Biden, a Democrat from Delaware and candidate for the presidency in 2008, dismissed criticism that a resolution opposing a troop buildup in Iraq would embolden the enemy.
"It's not the American people or the US Congress who are emboldening the enemy. It's the failed policy of this president -- going to war without a strategy, going to war prematurely," Biden said on ABC's "This Week."
The Senate's top Republican, Mitch McConnell, cast doubt that a clear majority would be able to coalesce behind one of the many competing resolutions on Iraq. "I'm not certain any" of the proposals will get the necessary votes, he said on CBS's "Face the Nation."
The Democratic-controlled Senate plans to begin debate this week on a nonbinding resolution declaring that Bush's proposal to send 21,500 more troops to Baghdad and Anbar Province is "not in the national interest."
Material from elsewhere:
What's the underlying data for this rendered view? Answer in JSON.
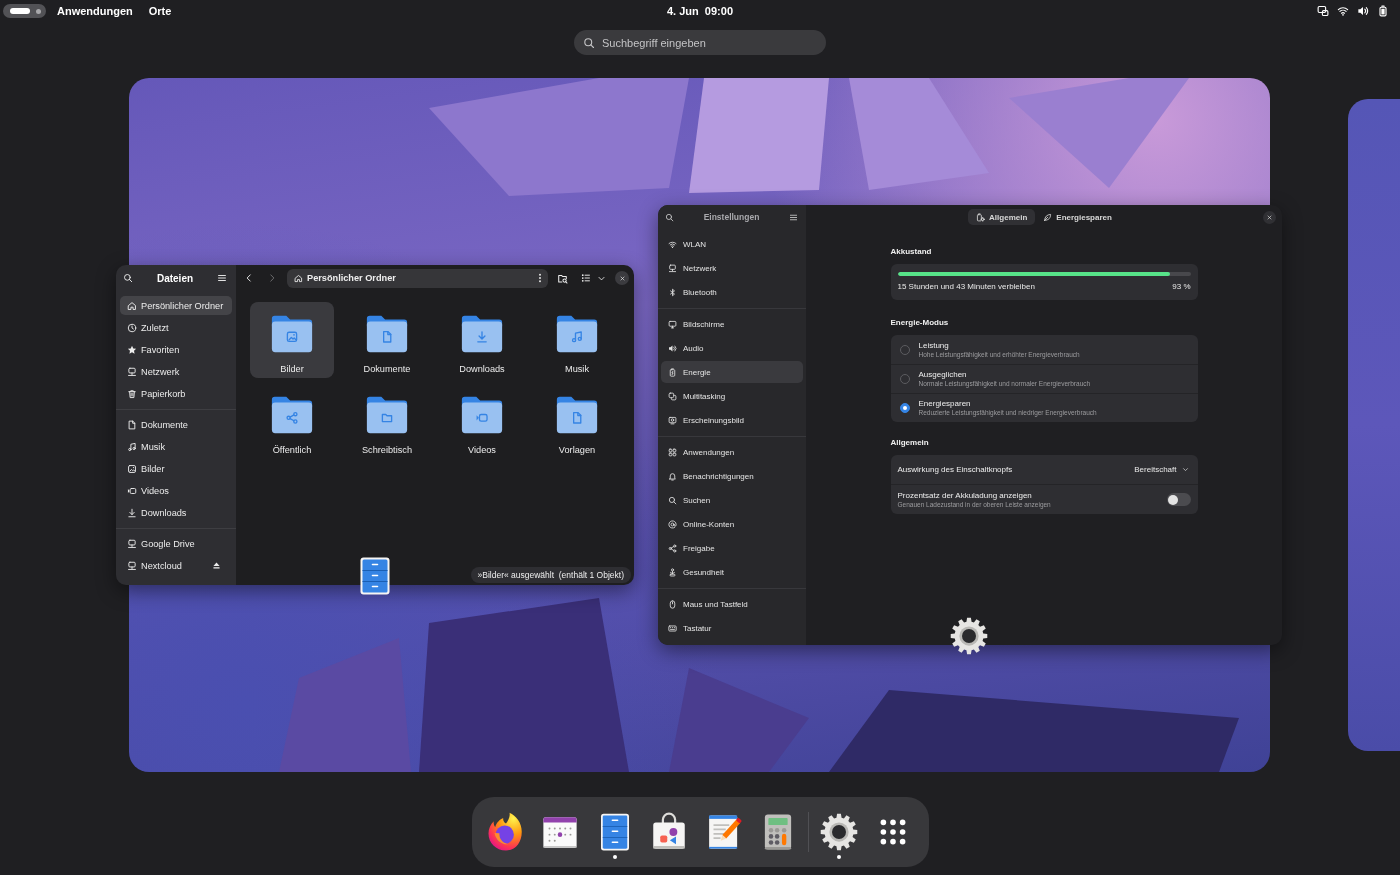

Last week, Biden's committee approved the measure on a near party-line vote of 12 to 9.
In reaction, Bush challenged lawmakers not to prematurely condemn his buildup and Vice President Dick Cheney said the administration would proceed even if a nonbinding resolution won Senate approval.
After the Senate confirmed a new top US commander for Iraq, Defense Secretary Robert M. Gates said it was "pretty clear that a resolution that in effect says that the general going out to take command of the arena shouldn't have the resources he thinks he needs to be successful certainly emboldens the enemy and our adversaries."
Senate Republicans mostly oppose the committee-passed measure. They are lining up alternatives that express concern about a buildup or in other cases set performance benchmarks for the Iraqi government.
McConnell, a Kentucky Republican, said party leaders would not seek to block a vote on the nonbinding resolution with a filibuster. He called a proposed resolution that focuses on benchmarks "the best way to go."
Biden acknowledged that votes in Congress could splinter among several competing proposals but contended that Senate opposition to the buildup was widespread.
"We will have a full-throated debate on this policy," Biden said.